The Special Agro-Industrial Processing Zones (SAPZ) project in Nigeria will receive support funding of $500 million from the African Development Bank (AfDP), and $200 million, pledged by the International Fund for Agricultural Development (IFAD).
Technical Adviser to the Minister of Agriculture and Rural Development, Richard-Mark Mbaram, stated this yesterday during an interactive session with journalists at a webinar.
The SAPZ will be formally inaugurated at the 2020 edition of the Feed Nigeria Summit, the country’s flagship agricultural sector convocation, set to hold December 1 – 2. This year’s summit, to be held at the Ladi Kwali Conference Centre, Sheraton Hotel and Towers, Abuja, is themed, “Agribusiness: Leading Nigeria’s Recovery.”
Chairman, Organising Committee, Feed Nigeria Summit 2020, Professor Eustace Iyayi, said this year’s gathering would focus on how Nigeria could make full economic recovery from the COVID-19 pandemic by piggybacking on agro-industrialisation. Iyayi, a Professor of Animal Nutrition and Feed Biotechnology, said at the webinar yesterday that the summit was aimed at encouraging conversation around key evidence-based solutions for recalibrating the Nigerian economy by leveraging the agricultural sector’s transformative capacity.
Iyayi said, “FNS2020 can draw attention to the huge gap that continues to exist between production and need.
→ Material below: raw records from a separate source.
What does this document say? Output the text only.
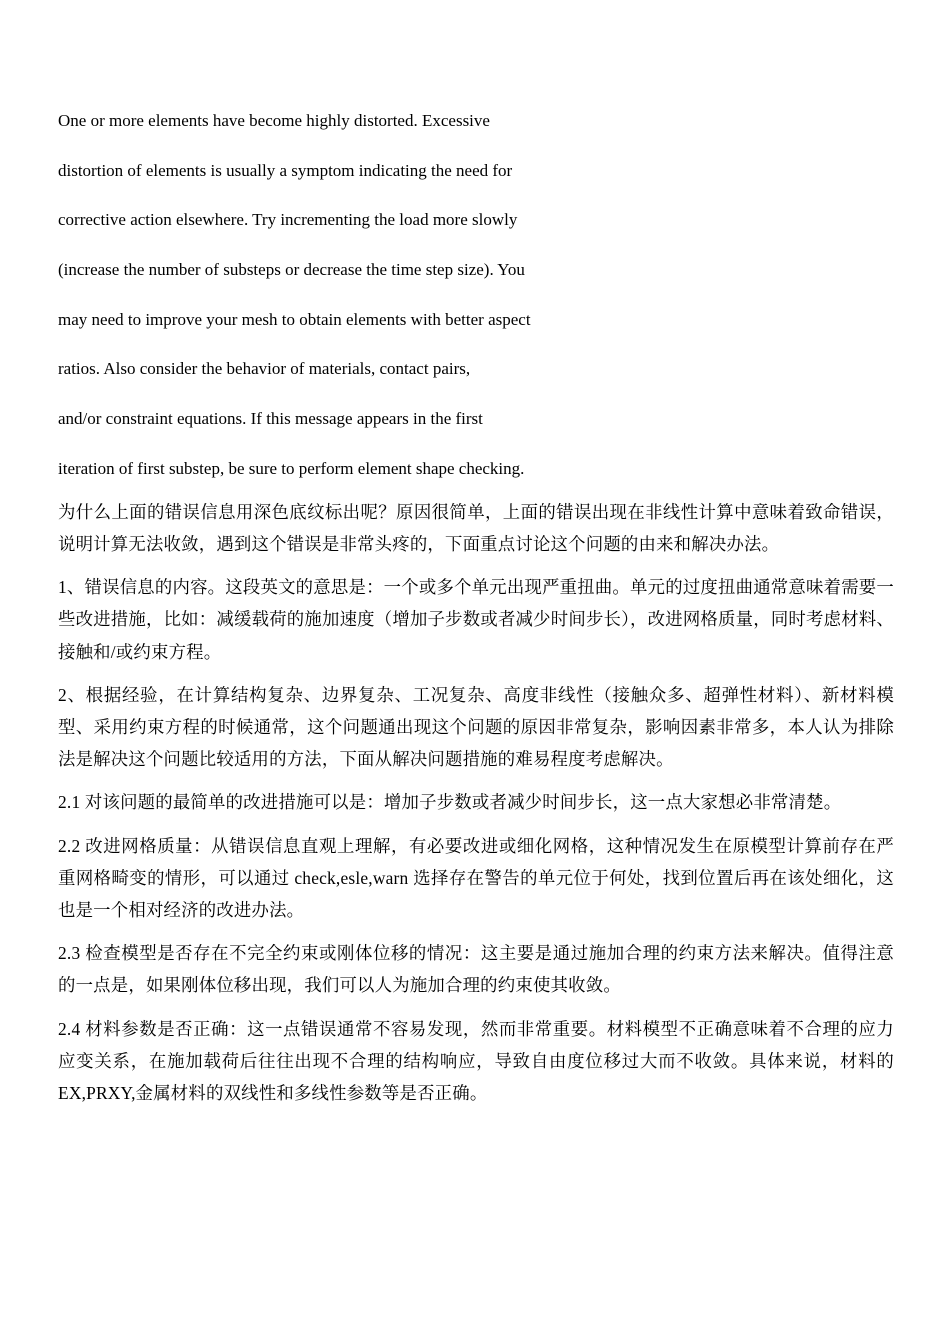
One or more elements have become highly distorted. Excessive
distortion of elements is usually a symptom indicating the need for
corrective action elsewhere. Try incrementing the load more slowly
(increase the number of substeps or decrease the time step size). You
may need to improve your mesh to obtain elements with better aspect
ratios. Also consider the behavior of materials, contact pairs,
and/or constraint equations. If this message appears in the first
iteration of first substep, be sure to perform element shape checking.

为什么上面的错误信息用深色底纹标出呢？原因很简单，上面的错误出现在非线性计算中意味着致命错误，说明计算无法收敛，遇到这个错误是非常头疼的，下面重点讨论这个问题的由来和解决办法。

1、错误信息的内容。这段英文的意思是：一个或多个单元出现严重扭曲。单元的过度扭曲通常意味着需要一些改进措施，比如：减缓载荷的施加速度（增加子步数或者减少时间步长），改进网格质量，同时考虑材料、接触和/或约束方程。

2、根据经验，在计算结构复杂、边界复杂、工况复杂、高度非线性（接触众多、超弹性材料）、新材料模型、采用约束方程的时候通常，这个问题通出现这个问题的原因非常复杂，影响因素非常多，本人认为排除法是解决这个问题比较适用的方法，下面从解决问题措施的难易程度考虑解决。

2.1 对该问题的最简单的改进措施可以是：增加子步数或者减少时间步长，这一点大家想必非常清楚。

2.2 改进网格质量：从错误信息直观上理解，有必要改进或细化网格，这种情况发生在原模型计算前存在严重网格畸变的情形，可以通过 check,esle,warn 选择存在警告的单元位于何处，找到位置后再在该处细化，这也是一个相对经济的改进办法。

2.3 检查模型是否存在不完全约束或刚体位移的情况：这主要是通过施加合理的约束方法来解决。值得注意的一点是，如果刚体位移出现，我们可以人为施加合理的约束使其收敛。

2.4 材料参数是否正确：这一点错误通常不容易发现，然而非常重要。材料模型不正确意味着不合理的应力应变关系，在施加载荷后往往出现不合理的结构响应，导致自由度位移过大而不收敛。具体来说，材料的 EX,PRXY,金属材料的双线性和多线性参数等是否正确。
This gap can be significantly reduced by funding support to the private sector to boost production against next year.
“Farmers and other operators need to be given incentives because many already have their businesses wiped out or significantly downsized due to COVID 19.”
Iyayi noted that FNS2020 would serve as a platform to unveil the National Agricultural Technology and Innovation Plan (NATIP), the Federal Ministry of Agriculture and Rural Development’s new policy direction being spearheaded by the Minister of Agriculture and Rural Development, Alhaji Muhammad Sabo Nanono.
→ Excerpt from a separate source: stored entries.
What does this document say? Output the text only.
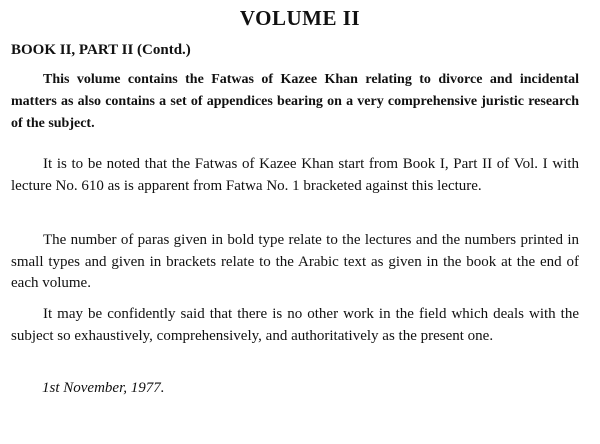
VOLUME II
BOOK II, PART II (Contd.)

This volume contains the Fatwas of Kazee Khan relating to divorce and incidental matters as also contains a set of appendices bearing on a very comprehensive juristic research of the subject.

It is to be noted that the Fatwas of Kazee Khan start from Book I, Part II of Vol. I with lecture No. 610 as is apparent from Fatwa No. 1 bracketed against this lecture.

The number of paras given in bold type relate to the lectures and the numbers printed in small types and given in brackets relate to the Arabic text as given in the book at the end of each volume.

It may be confidently said that there is no other work in the field which deals with the subject so exhaustively, comprehensively, and authoritatively as the present one.

1st November, 1977.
The ministry’s private-sector inclusion campaign, the Agriculture Policy Alliance Project (APAP), which is a key component of NATIP, will also form part of key engagement areas at the summit.
With SAPZ set for take-off in January 2021, FNS2020 will play a major role in the project’s effective start, Iyayi said.
He explained, “Beyond discussion, FNS2020 must push for industrialisation. Something just has to push us to that next level.
FNS2020 could be that something and the time is now.
“If we have state actors and some investors whose buy-in we have already gotten, such must be used to jump-start the SAPZ launching. Something just has to start!”
The Feed Nigeria Summit has over the years been a cardinal platform for stakeholder engagement targeted at accelerating the country’s race towards self-sufficiency in food production. Hosted annually by AgroNigeria, the Voice of Nigeria’s Agriculture Summit has consistently served as a critical tool for positioning the sector as the key economic growth vehicle for Nigeria.
SAPZ is an integrated development initiative designed to concentrate agro-processing activities within areas of high agricultural potential to boost productivity, integrate production, processing and marketing of selected commodities. It is a federal government collaborative project with the AfDB, to be executed in partnership with FMARD and other key partners.